Наверняка он думает, что я сломалась и сейчас устрою ему разогрев. А я и устрою такой ему разогрев, что на всю жизнь запомнит!
Незаметно для него забираю из-подушки зажигалку, которую спрятала вчера вечером. На случай, если вдруг ночью услышу шорох, чтобы подсветить комнату. Как хорошо, что я вспомнила про нее!

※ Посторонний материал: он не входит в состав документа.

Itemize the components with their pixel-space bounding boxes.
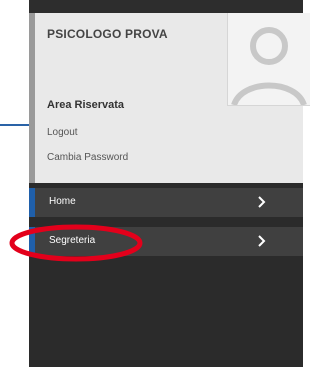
sidebar: PSICOLOGO PROVA Area Riservata Logout Ca… <box>29 0 310 367</box>
area-riservata-label: Area Riservata <box>47 99 125 111</box>
profile-panel: PSICOLOGO PROVA Area Riservata Logout Ca… <box>29 13 310 183</box>
chevron-right-icon <box>258 196 266 208</box>
avatar <box>227 13 310 107</box>
change-password-link[interactable]: Cambia Password <box>47 152 128 163</box>
user-avatar-icon <box>231 27 307 107</box>
profile-name: PSICOLOGO PROVA <box>47 27 168 41</box>
sidebar-top-strip <box>29 0 303 13</box>
chevron-right-icon <box>258 235 266 247</box>
nav-item-label: Home <box>49 196 76 207</box>
highlight-ellipse <box>9 224 143 262</box>
logout-link[interactable]: Logout <box>47 127 78 138</box>
nav-item-home[interactable]: Home <box>29 188 303 217</box>
left-divider-line <box>0 124 29 126</box>
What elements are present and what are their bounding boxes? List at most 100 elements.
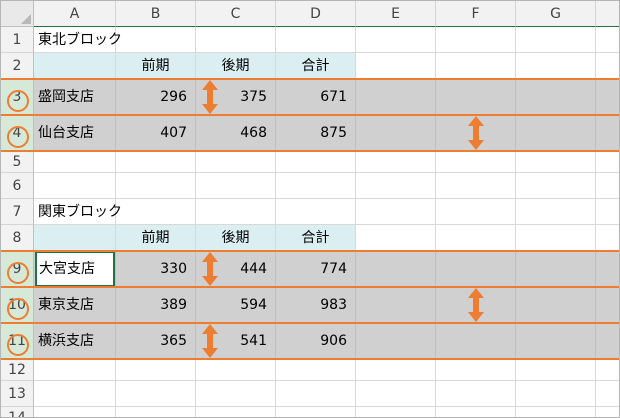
- cell-g9[interactable]: [516, 251, 596, 287]
- grid-cell[interactable]: [516, 151, 596, 173]
- grid-cell[interactable]: [596, 359, 619, 381]
- grid-cell[interactable]: [196, 199, 276, 225]
- grid-cell[interactable]: [276, 407, 356, 417]
- grid-cell[interactable]: [596, 407, 619, 417]
- grid-cell[interactable]: [196, 173, 276, 199]
- grid-cell[interactable]: [196, 27, 276, 53]
- cell-d10[interactable]: 983: [276, 287, 356, 323]
- cell-f11[interactable]: [436, 323, 516, 359]
- row-header-6[interactable]: 6: [1, 173, 34, 199]
- cell-h10[interactable]: [596, 287, 619, 323]
- cell-f9[interactable]: [436, 251, 516, 287]
- row-header-8[interactable]: 8: [1, 225, 34, 251]
- cell-b9[interactable]: 330: [116, 251, 196, 287]
- grid-cell[interactable]: [116, 173, 196, 199]
- column-header-f[interactable]: F: [436, 1, 516, 27]
- grid-cell[interactable]: [356, 151, 436, 173]
- grid-cell[interactable]: [436, 27, 516, 53]
- grid-cell[interactable]: [356, 381, 436, 407]
- grid-cell[interactable]: [436, 407, 516, 417]
- grid-cell[interactable]: [436, 199, 516, 225]
- row-header-5[interactable]: 5: [1, 151, 34, 173]
- grid-cell[interactable]: [116, 359, 196, 381]
- grid-cell[interactable]: [356, 27, 436, 53]
- row-header-12[interactable]: 12: [1, 359, 34, 381]
- column-header-g[interactable]: G: [516, 1, 596, 27]
- grid-cell[interactable]: [516, 359, 596, 381]
- grid-cell[interactable]: [34, 381, 116, 407]
- cell-b10[interactable]: 389: [116, 287, 196, 323]
- cell-a4[interactable]: 仙台支店: [34, 115, 116, 151]
- cell-b2[interactable]: 前期: [116, 53, 196, 79]
- row-header-14[interactable]: 14: [1, 407, 34, 417]
- column-header-a[interactable]: A: [34, 1, 116, 27]
- grid-cell[interactable]: [276, 173, 356, 199]
- grid-cell[interactable]: [516, 199, 596, 225]
- grid-cell[interactable]: [116, 151, 196, 173]
- row-header-7[interactable]: 7: [1, 199, 34, 225]
- grid-cell[interactable]: [276, 27, 356, 53]
- grid-cell[interactable]: [596, 53, 619, 79]
- grid-cell[interactable]: [436, 53, 516, 79]
- cell-b8[interactable]: 前期: [116, 225, 196, 251]
- cell-g11[interactable]: [516, 323, 596, 359]
- cell-b11[interactable]: 365: [116, 323, 196, 359]
- cell-e10[interactable]: [356, 287, 436, 323]
- grid-cell[interactable]: [436, 151, 516, 173]
- row-header-13[interactable]: 13: [1, 381, 34, 407]
- cell-a3[interactable]: 盛岡支店: [34, 79, 116, 115]
- column-header-d[interactable]: D: [276, 1, 356, 27]
- grid-cell[interactable]: [196, 407, 276, 417]
- grid-cell[interactable]: [276, 381, 356, 407]
- cell-c4[interactable]: 468: [196, 115, 276, 151]
- grid-cell[interactable]: [516, 225, 596, 251]
- cell-g4[interactable]: [516, 115, 596, 151]
- cell-a10[interactable]: 東京支店: [34, 287, 116, 323]
- cell-d4[interactable]: 875: [276, 115, 356, 151]
- grid-cell[interactable]: [596, 27, 619, 53]
- grid-cell[interactable]: [436, 225, 516, 251]
- grid-cell[interactable]: [276, 199, 356, 225]
- grid-cell[interactable]: [116, 199, 196, 225]
- cell-d8[interactable]: 合計: [276, 225, 356, 251]
- cell-b4[interactable]: 407: [116, 115, 196, 151]
- grid-cell[interactable]: [436, 381, 516, 407]
- grid-cell[interactable]: [34, 407, 116, 417]
- cell-b3[interactable]: 296: [116, 79, 196, 115]
- grid-cell[interactable]: [196, 151, 276, 173]
- cell-a11[interactable]: 横浜支店: [34, 323, 116, 359]
- column-header-b[interactable]: B: [116, 1, 196, 27]
- cell-c10[interactable]: 594: [196, 287, 276, 323]
- grid-cell[interactable]: [356, 173, 436, 199]
- select-all-button[interactable]: [1, 1, 34, 27]
- grid-cell[interactable]: [356, 53, 436, 79]
- cell-d11[interactable]: 906: [276, 323, 356, 359]
- cell-h11[interactable]: [596, 323, 619, 359]
- cell-a8[interactable]: [34, 225, 116, 251]
- cell-d2[interactable]: 合計: [276, 53, 356, 79]
- grid-cell[interactable]: [116, 27, 196, 53]
- grid-cell[interactable]: [356, 225, 436, 251]
- column-header-e[interactable]: E: [356, 1, 436, 27]
- grid-cell[interactable]: [276, 151, 356, 173]
- cell-a1[interactable]: 東北ブロック: [34, 27, 122, 53]
- grid-cell[interactable]: [596, 151, 619, 173]
- cell-d3[interactable]: 671: [276, 79, 356, 115]
- cell-a7[interactable]: 関東ブロック: [34, 199, 122, 225]
- cell-a2[interactable]: [34, 53, 116, 79]
- grid-cell[interactable]: [356, 407, 436, 417]
- grid-cell[interactable]: [516, 53, 596, 79]
- grid-cell[interactable]: [196, 381, 276, 407]
- grid-cell[interactable]: [436, 359, 516, 381]
- grid-cell[interactable]: [34, 173, 116, 199]
- grid-cell[interactable]: [516, 381, 596, 407]
- cell-h3[interactable]: [596, 79, 619, 115]
- grid-cell[interactable]: [196, 359, 276, 381]
- cell-e4[interactable]: [356, 115, 436, 151]
- grid-cell[interactable]: [276, 359, 356, 381]
- cell-f3[interactable]: [436, 79, 516, 115]
- grid-cell[interactable]: [34, 151, 116, 173]
- column-header-c[interactable]: C: [196, 1, 276, 27]
- row-header-2[interactable]: 2: [1, 53, 34, 79]
- cell-e3[interactable]: [356, 79, 436, 115]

— Вить, закрой глаза, я стесняюсь.
— Алка… — рычит угрожающе, — если ты что-нибудь задумала, знай — тебе будет плохо. Я всю душу из тебя вытрясу.
— Ничего я не задумала. Давай закрывай, иначе ничего не будет! Сбегу и матери позвоню. Она приедет и выгонит тебя отсюда пинками.
— Хватит болтать, приступай!
Виктор закрывает глаза и расслабляется в ожидании удовольствия.
До свершения мести осталось
три,
два,
один….
Мысленно перекрестившись, подношу зажигалку к его небритым яйцам и чиркаю. Пламя неожиданно вырывается такое сильное, что пах отчима мгновенно воспламеняется!
Ох-ре-неть!
Отчим вскакивает с постели с дикими воплями и пытается потушить пожар между ног. Хлопает себя по причиндалам, чтобы сбить огонь.
— Алка, помоги! Ты что наделала! Я убью тебя!
Завоняло жжеными волосами и спиртом. Я поняла, почему загорелось так сильно! Боги, этот урод набрызгал себе пах плохим одеколоном, вот спирт и горел так красиво. Сам себе медвежью услугу оказал.
Виктор уносится в ванну, чтобы сунуть подпаленные яйца под холодную воду, а я, не теряя ни секунды, хватаю сумку с теми вещами, что успела туда закинуть, книгу со своими деньгами, телефон и быстро сваливаю.
Из ванной доносятся крики и затем облегчения стон. Потушил свои яйца! А жаль. Лучше бы все его хозяйство сгорело к чертям собачьим. Таких кастрировать надо, ибо нефиг.
Пока он придет в себя, я уже буду далеко.
Где? Я не знаю. Но точно не дома.
А мать обо всем узнает. От меня.
Прямо сейчас ей и позвоню. Только надо отойти подальше.
Бегу, петляя, по дворам. Бегу, пока не устаю.
Опускаюсь на бордюр и набираю мать.
Не берет… Наверное, работает. Да, точно, она только вечером может выходить на связь. Жаль.
Батарея садится, блин. Зарядку не успела схватить.
Так, кому звонить?
Но вдруг телефон оживает сам. Это Самира. И чего ей нужно?
— Алоэ?
— Алл, привет. А ты сейчас где?
Смотрю на себя как бы со стороны: напуганная девчонка в джинсах и футболке, пропитанная хреновым мужским одеколоном, со светлыми растрепанными волосами сидит на бордюре, прижав к себе сумку с пожитками.